They teach through repetition:
Fairy tales like “The Three Little Pigs” and “Goldilocks” often contain key phrases (think “I’ll huff and I’ll puff and I’ll blow your house down!”) that appear over and over. Such refrains can help new readers become familiar with how words look on the page and make connections between how they look and how they sound, says Tricia Eickelberg, director of early childhood programs and Chilton House librarian at The Elisabeth Morrow School in New Jersey.
Retellings offer a new way of seeing:
Reading different versions of a single fairy tale provides something new while reinforcing what kids have already learned from the original. For example, The Wolf’s Story: What Really Happened to Little Red Riding Hood is told from the wolf’s perspective, leaving readers second-guessing whether the wolf is really the bad guy. An alternate ending to a classic story is a great way to introduce the importance of point-of-view!
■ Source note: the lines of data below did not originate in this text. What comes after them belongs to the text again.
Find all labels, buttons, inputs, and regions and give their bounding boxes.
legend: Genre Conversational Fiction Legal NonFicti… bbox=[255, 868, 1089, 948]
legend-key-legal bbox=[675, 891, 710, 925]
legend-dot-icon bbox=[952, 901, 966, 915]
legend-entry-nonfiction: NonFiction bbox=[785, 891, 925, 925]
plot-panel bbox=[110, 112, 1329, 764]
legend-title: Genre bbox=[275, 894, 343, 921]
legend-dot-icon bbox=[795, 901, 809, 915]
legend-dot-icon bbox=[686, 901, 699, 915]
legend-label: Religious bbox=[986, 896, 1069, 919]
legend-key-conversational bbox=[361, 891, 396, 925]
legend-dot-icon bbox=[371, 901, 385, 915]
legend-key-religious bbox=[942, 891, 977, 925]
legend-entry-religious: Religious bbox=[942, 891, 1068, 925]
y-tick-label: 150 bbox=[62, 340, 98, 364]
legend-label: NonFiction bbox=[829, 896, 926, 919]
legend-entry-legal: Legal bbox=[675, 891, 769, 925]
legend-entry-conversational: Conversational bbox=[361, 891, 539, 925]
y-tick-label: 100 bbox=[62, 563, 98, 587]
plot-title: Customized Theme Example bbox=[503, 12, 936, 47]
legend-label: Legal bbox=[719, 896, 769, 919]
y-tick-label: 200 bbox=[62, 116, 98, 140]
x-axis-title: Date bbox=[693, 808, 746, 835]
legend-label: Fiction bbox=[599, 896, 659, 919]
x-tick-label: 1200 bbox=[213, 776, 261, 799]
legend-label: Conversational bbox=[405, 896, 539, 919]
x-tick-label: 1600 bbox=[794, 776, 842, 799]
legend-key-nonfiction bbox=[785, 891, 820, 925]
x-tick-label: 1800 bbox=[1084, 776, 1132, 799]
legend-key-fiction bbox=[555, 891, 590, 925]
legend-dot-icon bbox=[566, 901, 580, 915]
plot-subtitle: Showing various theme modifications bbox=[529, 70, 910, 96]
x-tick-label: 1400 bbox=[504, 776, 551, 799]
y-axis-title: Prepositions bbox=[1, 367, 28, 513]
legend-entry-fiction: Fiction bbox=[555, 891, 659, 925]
They're a gateway to new cultures:
Choosing fairy tales from around the world helps kids appreciate others’ customs and value systems. Looking at culture-specific character, setting, or plot differences within the stories can also be a valuable learning tool, Eickelberg adds, because it can improve comprehension and vocabulary.
Goldilocks and The Three Bears: Touch & Feel
Simple language, adorable art, and explorable textures make this series perfect for baby’s bedtime. Make Believe Ideas, $10. Ages birth to 3.
The Stinky Cheese Man and Other Fairly Stupid Tales by Jon Scieszka
This collection turns traditional stories on their heads with silly humor and an innovative approach to book design (watch out for the falling table of contents!). Penguin, $18. Ages 4 and up.
The Snow Queen Retold by Sarah Lows
A stunning edition illustrated with dioramas. Great for older kids who can appreciate the artwork and the story. Audio CD included. Barefoot Books, $18. Ages 9 and up.